The grueling business of creating ever more stories about the Moomins, especially as a syndicated comic strip, came to haunt her. She took to dating her letters to loved ones with the number of drawings she had reached (10,242). Her inspiration had run dry: I used to show the beautiful, abundant, profusion of the world. But how do you set about showing an empty room?

After seven years of newspaper strips, she celebrated her divorce from the Moomins with two bottles of Alsatian wine. I shall never again be able to write about those happy idiots who forgive each other and never realize they're being fooled, she wrote. But she was not through with them. She would continue writing about the Moomins until near the end of her life.

For decades, the back of the Moomin books stated that Tove Jansson lived alone on an island off the coast of Finland. The truth was more complicated. As a younger woman, Jansson referred jokingly to her suitors as male collars. She was more suited to what she described, in the coded language of the time, as the spook side or the Rive Gauche. She spent the second half of her life 46 years with a woman, the graphic artist Tuulikki Pietil, whom she called Tooti.

Soon after they began seeing each other, in the winter of 1955, a new character appeared in the Moomin universe: Too-Ticky, a sage and practical solver of problems, in a tam and striped shirt.
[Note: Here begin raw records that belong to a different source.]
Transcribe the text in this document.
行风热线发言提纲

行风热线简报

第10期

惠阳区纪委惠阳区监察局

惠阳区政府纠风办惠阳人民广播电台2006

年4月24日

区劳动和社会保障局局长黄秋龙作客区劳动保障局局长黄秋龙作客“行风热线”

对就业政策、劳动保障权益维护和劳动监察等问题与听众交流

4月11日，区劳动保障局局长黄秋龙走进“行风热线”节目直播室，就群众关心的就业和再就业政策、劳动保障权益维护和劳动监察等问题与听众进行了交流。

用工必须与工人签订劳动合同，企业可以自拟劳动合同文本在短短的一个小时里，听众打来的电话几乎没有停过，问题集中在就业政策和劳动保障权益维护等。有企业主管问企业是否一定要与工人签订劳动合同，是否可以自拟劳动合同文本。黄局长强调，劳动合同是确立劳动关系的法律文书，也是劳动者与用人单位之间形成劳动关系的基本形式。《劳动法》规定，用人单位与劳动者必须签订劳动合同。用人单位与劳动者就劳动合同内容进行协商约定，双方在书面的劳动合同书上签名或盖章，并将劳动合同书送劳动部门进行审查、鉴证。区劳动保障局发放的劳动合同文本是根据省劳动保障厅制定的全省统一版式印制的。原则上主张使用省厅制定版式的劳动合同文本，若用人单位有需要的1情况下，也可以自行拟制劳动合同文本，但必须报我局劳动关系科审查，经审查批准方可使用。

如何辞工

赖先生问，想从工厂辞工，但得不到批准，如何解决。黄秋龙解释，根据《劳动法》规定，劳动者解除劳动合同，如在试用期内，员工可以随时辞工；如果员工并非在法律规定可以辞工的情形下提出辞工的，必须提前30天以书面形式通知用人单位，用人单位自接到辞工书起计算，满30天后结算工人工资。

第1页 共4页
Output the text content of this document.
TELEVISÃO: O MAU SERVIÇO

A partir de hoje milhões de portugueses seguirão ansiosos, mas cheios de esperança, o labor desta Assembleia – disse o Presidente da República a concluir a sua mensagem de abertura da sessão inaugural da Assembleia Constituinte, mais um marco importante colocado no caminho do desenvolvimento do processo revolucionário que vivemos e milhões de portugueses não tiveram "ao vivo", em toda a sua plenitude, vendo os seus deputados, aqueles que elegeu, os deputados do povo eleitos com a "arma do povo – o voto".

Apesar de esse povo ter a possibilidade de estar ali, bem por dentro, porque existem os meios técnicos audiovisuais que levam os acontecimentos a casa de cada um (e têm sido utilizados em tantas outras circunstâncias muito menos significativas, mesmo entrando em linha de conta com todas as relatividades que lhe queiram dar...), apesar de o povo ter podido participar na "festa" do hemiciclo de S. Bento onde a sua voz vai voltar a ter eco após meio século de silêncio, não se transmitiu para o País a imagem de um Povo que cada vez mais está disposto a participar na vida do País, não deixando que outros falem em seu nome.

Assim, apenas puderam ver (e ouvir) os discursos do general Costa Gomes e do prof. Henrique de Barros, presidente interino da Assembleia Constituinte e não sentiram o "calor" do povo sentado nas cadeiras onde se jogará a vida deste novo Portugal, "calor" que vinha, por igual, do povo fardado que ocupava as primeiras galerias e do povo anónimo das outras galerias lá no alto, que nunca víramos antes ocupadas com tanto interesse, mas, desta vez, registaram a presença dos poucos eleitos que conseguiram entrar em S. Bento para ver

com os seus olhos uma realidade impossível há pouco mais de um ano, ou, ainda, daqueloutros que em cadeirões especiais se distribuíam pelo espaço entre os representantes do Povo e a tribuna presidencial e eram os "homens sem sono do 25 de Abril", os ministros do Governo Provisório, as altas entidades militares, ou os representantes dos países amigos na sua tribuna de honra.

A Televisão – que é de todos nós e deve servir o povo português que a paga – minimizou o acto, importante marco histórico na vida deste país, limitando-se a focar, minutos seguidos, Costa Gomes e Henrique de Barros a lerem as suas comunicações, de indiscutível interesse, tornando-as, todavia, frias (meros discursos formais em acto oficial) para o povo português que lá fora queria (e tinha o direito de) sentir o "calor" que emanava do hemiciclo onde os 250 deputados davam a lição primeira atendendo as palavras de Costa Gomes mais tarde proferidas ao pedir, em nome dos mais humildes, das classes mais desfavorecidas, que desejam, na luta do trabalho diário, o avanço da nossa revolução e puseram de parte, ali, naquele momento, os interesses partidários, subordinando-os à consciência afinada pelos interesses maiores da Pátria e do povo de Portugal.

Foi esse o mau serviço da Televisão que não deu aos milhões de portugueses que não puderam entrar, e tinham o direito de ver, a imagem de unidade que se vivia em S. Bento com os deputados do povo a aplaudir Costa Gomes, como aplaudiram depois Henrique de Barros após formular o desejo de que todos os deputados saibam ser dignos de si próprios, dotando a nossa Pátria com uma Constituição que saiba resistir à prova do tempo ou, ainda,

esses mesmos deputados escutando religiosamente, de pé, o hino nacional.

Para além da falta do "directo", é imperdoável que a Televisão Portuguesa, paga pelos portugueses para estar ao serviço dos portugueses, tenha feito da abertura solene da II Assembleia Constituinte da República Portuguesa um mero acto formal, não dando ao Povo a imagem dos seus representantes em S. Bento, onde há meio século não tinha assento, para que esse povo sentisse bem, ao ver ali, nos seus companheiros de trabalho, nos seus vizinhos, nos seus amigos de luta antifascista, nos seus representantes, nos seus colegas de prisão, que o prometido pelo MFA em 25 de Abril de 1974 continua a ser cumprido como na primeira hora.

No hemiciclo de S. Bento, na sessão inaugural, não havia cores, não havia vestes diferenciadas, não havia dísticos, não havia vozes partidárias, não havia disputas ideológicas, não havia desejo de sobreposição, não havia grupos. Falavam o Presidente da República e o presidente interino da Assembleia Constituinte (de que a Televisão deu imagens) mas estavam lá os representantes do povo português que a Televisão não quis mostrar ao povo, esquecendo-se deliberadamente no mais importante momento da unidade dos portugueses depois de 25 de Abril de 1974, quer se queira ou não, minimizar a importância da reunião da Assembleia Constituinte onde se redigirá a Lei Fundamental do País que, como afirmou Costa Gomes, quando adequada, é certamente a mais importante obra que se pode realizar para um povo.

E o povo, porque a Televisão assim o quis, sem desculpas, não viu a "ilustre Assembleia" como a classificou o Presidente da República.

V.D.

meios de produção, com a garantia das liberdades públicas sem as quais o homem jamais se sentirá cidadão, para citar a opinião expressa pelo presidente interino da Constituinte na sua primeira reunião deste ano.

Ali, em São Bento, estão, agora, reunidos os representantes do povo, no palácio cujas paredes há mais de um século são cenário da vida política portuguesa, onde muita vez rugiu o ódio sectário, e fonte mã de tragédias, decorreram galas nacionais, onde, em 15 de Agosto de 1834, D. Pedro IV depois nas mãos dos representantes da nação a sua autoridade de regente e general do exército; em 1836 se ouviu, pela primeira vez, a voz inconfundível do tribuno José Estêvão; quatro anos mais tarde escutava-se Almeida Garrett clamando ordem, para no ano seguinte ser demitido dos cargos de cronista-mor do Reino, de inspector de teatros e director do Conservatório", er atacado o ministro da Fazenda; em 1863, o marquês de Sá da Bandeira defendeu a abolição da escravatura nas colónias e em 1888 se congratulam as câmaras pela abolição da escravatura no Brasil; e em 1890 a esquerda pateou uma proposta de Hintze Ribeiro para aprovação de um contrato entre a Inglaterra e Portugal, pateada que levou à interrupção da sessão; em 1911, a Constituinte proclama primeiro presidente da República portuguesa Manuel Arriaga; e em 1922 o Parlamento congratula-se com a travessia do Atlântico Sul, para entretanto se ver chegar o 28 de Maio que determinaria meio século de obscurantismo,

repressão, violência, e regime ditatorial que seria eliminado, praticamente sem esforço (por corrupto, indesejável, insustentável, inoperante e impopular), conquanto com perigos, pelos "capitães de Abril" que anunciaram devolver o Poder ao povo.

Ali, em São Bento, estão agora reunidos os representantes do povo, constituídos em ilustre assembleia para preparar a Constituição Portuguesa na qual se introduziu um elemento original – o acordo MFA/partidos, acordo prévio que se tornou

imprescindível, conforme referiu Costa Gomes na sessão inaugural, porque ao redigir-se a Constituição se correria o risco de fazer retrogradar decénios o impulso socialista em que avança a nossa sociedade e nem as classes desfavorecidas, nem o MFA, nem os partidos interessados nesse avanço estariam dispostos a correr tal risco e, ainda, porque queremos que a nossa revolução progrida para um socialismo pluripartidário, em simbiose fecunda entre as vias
Jansson and Pietil owned studios in the same apartment complex, connected through an attic hallway through which they visited each other. I love you, enchanted and at the same time at great peace, Jansson wrote to Pietil. She never mistook the serenity of their partnership for boredom.

In the later part of her life, Jansson took to writing literature for adults including several masterpieces, though one contemporary reviewer dismissed her as a great violinist who has grown tired of the violin and is now trying out her talent on the piano.

One of those books is Fair Play (1989), a frank and autobiographical portrait of her relationship. Within it Tove is Mari and Tooti is Jonna. In the final story, Jonna receives an offer to spend a full year in a residency in Paris. She suggests she ought to turn it down, though it is clear that Jonna secretly longs for the space and time apart to work, and so Mari tells her to take it.

The final lines of the book read: A daring thought was taking shape in her mind. She began to anticipate a solitude of her own, peaceful and full of possibility. She felt something close to exhilaration, of a kind that people can permit themselves when they are blessed with love. In the end, Jansson found what she had longed for, what every artist dreams of: a love so great that it permitted her to be alone.